A very large value of \(\text{Imp}(x)\) means that we can be confident that the parameter set \(x\) does not provide a good match to the observed data, even factoring in the additional uncertainty that comes with the use of emulators. When \(\text{Imp}(x)\) is small, it could mean that the emulator output is very close to the model output or it could mean that the uncertainty in the denominator of \(\text{Imp}(x)\) is large. In the former case, the emulator retains the parameter set, since it is likely to give a good fit to the observation for that output. In the latter case, the emulator does not have enough information to rule the parameter set out and therefore keeps it to explore it further in the next wave.
An important aspect to consider is the choice of cut-off for the implausibility measure. A rule of thumb follows Pukelsheim’s \(3\sigma\) rule, a very general result which states that for any continuous unimodal distribution \(95\%\) of the probability lies within \(3\) sigma of the mean, regardless of asymmetry (or skewness etc). Following this rule, we set the implausibility threshold to be \(3\): this means that a parameter \(x\) is classified as non-implausible only if its implausibility is below \(3\).
For a given emulator, we can plot the implausibility through the function emulator_plot
by setting plot_type='imp'
. Note that we also set cb=TRUE
to ensure that the produced plots are colour blind friendly:
emulator_plot(ems_wave1$R200, plot_type = 'imp',
targets = targets, params = c('beta1', 'gamma'), cb=TRUE)
This is a 2D slice through the input space: for a chosen pair \((\bar\beta_1,\bar\gamma)\), the plot shows the implausibility of the parameter set having \(\beta_1=\bar \beta_1\), \(\gamma=\bar \gamma\) and all other parameters set to their mid-range value. Parameter sets with implausibility more than \(3\) are highly unlikely to give a good fit and will be discarded when forming the parameters sets for the next wave.
Given multiple emulators, we can visualise the implausibility of several emulators at once:
emulator_plot(ems_wave1, plot_type = 'imp',
targets = targets, params = c('beta1', 'gamma'), cb=TRUE)
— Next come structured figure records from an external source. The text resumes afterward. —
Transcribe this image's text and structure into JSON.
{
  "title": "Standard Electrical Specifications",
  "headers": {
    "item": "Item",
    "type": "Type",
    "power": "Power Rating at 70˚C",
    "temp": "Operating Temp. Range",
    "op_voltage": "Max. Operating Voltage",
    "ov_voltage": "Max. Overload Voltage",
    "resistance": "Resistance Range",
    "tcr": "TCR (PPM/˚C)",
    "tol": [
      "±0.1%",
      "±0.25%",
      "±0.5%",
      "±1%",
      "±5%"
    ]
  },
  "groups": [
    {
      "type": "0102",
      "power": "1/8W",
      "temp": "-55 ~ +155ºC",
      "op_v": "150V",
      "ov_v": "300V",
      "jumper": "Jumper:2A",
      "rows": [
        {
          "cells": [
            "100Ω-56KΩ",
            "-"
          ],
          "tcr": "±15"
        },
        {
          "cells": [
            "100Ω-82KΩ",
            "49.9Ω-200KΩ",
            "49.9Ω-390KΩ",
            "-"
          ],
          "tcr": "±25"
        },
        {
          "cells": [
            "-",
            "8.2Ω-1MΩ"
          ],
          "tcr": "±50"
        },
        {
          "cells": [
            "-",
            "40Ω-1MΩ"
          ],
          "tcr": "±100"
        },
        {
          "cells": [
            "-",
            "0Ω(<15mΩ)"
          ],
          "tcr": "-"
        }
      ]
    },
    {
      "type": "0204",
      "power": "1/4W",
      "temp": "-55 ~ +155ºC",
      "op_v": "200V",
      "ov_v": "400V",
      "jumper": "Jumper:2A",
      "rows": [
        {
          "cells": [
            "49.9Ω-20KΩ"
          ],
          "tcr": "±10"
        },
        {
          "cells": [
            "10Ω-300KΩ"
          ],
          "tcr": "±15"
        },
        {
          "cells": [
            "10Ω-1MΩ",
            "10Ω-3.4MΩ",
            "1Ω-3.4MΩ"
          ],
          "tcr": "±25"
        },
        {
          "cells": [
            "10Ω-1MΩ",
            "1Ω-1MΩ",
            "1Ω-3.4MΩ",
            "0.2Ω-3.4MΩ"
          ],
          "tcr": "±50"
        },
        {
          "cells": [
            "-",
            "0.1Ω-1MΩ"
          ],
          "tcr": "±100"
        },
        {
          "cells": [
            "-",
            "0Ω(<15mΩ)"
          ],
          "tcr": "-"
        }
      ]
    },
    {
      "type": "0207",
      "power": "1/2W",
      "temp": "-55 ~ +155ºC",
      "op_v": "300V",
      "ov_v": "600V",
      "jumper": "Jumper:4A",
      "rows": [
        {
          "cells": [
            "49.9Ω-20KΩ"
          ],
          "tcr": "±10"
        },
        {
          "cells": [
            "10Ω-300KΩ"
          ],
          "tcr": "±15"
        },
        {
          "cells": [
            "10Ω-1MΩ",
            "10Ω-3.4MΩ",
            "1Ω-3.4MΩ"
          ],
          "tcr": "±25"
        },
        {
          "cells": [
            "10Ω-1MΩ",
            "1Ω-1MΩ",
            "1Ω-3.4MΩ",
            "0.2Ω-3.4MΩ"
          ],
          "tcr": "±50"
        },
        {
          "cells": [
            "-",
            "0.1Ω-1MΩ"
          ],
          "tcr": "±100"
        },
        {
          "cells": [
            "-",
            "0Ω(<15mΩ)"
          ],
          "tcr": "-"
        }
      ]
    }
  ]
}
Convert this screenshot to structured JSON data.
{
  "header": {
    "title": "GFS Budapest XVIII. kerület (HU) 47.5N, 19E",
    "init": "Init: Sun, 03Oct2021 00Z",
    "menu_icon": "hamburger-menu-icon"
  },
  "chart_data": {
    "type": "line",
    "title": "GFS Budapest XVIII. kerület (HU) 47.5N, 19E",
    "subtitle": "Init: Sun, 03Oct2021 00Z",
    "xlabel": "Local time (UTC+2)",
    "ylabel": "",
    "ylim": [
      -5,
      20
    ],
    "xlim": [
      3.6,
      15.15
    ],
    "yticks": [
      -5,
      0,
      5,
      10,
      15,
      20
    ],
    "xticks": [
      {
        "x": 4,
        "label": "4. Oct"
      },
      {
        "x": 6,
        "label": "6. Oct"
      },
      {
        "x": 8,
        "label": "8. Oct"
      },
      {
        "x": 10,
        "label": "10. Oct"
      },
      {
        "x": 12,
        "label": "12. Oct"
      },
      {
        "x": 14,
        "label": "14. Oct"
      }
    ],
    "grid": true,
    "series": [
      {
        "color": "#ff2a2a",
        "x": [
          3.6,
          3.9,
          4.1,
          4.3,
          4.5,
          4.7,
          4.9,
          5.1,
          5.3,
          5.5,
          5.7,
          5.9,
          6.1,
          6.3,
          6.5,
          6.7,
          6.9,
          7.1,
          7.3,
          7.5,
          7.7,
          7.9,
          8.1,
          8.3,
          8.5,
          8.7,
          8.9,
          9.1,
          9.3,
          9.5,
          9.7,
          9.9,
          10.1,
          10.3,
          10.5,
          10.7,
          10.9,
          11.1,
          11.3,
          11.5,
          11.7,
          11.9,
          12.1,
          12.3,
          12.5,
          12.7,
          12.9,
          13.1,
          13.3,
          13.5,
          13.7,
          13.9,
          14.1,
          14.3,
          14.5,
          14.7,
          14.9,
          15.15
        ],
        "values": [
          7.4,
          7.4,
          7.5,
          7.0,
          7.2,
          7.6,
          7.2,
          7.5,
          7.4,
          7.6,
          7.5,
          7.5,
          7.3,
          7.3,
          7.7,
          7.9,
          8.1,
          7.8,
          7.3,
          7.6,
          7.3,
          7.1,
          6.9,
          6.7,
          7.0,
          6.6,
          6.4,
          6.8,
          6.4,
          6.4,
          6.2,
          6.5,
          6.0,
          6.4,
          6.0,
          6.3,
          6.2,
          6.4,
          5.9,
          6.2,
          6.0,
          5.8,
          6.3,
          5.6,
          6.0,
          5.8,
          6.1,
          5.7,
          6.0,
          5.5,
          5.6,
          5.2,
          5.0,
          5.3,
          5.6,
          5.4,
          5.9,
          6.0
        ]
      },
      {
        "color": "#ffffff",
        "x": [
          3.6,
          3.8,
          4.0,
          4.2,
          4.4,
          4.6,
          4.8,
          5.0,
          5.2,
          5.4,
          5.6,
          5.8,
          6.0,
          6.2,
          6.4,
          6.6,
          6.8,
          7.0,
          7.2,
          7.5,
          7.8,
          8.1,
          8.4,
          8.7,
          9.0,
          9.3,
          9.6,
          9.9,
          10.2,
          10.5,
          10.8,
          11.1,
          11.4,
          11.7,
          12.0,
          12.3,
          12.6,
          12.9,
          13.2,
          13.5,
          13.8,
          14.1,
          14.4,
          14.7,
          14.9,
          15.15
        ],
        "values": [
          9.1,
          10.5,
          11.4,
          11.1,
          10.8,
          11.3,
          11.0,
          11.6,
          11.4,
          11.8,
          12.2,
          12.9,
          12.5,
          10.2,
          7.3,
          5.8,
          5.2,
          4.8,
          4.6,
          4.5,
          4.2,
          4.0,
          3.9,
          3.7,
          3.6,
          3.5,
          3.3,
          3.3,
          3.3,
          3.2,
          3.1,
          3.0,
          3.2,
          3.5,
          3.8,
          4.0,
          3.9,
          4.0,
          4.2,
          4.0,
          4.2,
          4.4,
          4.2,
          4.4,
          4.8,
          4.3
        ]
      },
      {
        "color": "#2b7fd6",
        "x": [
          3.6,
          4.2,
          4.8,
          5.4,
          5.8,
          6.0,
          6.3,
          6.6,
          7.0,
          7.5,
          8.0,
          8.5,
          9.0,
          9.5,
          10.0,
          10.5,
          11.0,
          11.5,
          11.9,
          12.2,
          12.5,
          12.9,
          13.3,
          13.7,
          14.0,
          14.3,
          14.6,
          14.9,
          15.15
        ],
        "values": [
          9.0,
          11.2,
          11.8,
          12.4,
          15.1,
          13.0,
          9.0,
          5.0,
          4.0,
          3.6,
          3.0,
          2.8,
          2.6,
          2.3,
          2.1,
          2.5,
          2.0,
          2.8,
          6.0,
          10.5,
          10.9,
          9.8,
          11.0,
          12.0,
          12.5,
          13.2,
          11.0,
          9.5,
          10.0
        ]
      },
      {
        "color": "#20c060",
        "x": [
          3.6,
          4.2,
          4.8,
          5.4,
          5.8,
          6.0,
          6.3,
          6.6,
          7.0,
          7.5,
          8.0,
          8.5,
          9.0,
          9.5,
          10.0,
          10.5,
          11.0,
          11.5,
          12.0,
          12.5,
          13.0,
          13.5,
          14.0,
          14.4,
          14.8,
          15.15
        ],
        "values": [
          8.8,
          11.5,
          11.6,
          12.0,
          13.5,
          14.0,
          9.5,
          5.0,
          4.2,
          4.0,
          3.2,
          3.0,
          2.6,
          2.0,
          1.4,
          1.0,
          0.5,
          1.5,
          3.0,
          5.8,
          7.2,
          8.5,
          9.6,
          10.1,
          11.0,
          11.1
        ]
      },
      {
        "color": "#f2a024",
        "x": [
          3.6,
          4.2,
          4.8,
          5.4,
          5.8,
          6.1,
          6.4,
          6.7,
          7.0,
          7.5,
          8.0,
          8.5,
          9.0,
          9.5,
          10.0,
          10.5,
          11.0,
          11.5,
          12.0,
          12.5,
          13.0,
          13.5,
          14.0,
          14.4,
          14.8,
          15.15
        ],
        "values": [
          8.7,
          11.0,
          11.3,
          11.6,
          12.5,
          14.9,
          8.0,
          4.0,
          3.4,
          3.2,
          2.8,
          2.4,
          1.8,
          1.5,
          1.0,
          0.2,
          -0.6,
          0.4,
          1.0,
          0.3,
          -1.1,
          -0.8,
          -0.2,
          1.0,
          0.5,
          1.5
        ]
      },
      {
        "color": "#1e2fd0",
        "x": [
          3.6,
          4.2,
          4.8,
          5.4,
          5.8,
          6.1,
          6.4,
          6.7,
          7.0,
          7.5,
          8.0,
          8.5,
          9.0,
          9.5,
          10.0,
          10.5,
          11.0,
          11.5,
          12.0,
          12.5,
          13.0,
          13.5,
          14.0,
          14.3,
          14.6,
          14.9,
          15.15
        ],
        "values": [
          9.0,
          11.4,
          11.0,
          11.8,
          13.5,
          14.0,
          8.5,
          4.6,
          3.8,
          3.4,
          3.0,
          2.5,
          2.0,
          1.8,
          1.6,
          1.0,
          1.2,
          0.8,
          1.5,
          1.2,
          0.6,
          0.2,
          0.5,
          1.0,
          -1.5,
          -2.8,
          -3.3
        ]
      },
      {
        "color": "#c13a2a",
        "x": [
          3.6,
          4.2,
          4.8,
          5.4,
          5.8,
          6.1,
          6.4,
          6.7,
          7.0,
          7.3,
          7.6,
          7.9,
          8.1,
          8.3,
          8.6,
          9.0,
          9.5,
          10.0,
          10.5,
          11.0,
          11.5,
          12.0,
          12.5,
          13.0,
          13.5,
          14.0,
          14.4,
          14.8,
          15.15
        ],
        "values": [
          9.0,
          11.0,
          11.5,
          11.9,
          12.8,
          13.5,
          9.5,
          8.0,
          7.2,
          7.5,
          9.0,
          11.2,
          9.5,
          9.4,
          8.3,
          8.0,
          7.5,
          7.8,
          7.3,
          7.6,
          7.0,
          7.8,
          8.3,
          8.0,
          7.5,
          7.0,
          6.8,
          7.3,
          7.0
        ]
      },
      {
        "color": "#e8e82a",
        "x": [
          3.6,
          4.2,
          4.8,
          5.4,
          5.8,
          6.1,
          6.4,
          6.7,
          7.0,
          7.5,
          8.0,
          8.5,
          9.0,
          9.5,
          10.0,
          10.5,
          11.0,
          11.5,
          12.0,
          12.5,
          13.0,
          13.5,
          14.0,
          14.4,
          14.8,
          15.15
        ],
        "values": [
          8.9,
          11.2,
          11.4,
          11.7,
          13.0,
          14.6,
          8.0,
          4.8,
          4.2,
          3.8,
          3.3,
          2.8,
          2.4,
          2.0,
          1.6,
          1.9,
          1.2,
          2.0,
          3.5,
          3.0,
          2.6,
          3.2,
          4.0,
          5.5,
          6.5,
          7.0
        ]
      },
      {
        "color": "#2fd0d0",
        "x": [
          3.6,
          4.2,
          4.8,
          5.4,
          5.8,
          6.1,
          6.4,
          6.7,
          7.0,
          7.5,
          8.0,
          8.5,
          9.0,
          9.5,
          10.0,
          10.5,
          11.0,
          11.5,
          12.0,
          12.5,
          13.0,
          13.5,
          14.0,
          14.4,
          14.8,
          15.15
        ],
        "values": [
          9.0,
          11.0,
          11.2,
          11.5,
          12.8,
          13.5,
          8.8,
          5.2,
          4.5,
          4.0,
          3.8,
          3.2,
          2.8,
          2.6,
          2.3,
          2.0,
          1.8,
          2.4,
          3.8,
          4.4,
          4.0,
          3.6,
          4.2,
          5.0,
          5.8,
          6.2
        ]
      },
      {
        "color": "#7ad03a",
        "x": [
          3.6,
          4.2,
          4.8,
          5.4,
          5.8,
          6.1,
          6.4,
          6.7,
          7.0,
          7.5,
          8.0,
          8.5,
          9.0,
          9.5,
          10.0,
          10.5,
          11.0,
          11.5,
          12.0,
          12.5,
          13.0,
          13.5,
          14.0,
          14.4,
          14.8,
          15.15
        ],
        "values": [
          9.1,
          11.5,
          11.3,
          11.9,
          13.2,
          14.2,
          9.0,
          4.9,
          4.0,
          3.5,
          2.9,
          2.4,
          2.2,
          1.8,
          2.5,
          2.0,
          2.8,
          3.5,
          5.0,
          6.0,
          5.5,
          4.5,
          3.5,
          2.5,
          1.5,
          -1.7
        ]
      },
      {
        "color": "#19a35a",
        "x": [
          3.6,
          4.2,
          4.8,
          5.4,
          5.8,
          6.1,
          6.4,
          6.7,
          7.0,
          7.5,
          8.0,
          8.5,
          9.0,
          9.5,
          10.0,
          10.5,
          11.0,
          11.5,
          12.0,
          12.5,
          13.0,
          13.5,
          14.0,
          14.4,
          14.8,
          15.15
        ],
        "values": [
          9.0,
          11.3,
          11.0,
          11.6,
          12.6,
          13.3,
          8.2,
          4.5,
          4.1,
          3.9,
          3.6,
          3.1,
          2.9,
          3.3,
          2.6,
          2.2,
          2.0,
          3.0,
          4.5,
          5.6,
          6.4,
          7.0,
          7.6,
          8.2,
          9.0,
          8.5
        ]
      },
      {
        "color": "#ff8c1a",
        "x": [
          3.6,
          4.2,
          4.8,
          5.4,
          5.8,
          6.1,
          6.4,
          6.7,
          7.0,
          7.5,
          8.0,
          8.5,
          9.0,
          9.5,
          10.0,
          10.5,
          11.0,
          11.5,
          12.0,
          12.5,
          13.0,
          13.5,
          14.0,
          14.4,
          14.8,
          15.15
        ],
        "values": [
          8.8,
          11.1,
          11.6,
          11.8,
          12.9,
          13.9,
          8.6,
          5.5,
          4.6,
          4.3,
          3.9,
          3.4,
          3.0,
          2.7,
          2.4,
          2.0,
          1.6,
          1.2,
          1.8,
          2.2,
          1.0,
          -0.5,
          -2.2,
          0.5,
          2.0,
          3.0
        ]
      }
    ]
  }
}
This plot is useful to get an overall idea of which emulators have higher/lower implausibility, but how do we measure overall implausibility? We want a single measure for the implausibility at a given parameter set, but for each emulator we obtain an individual value for \(I\). The simplest way to combine them is to consider maximum implausibility at each parameter set: \[\text{Imp}_M(x) = \max_{i=1,\dots,N}\text{Imp}_{i}(x),\] where \(\text{Imp}_i(x)\) is the implausibility at \(x\) coming from the \(i\)th emulator. Note that Pukelsheim’s rule applies for each emulator separately, but when we combine several emulators’ implausibilities together a threshold of \(3\) might be overly restrictive. For this reason, for large collections of emulators, it may be useful to replace the maximum implausibility with the second- or third-maximum implausibility. This also provides robustness to the failure of one or two of the emulators.
emulator_plot
and produce a variety of implausibility plots. Here are a few suggestions: set plot_type
to ‘imp’ to get implausibility plots or to ‘nimp’ to display the maximum implausibility plot; use the argument nth
to obtain the second- or third- maximum implausibility plot; select a subset of all targets to pass to emulator_plot
; change the value of the argument fixed_vals
to decide where to slice the parameters that are not shown in the plots.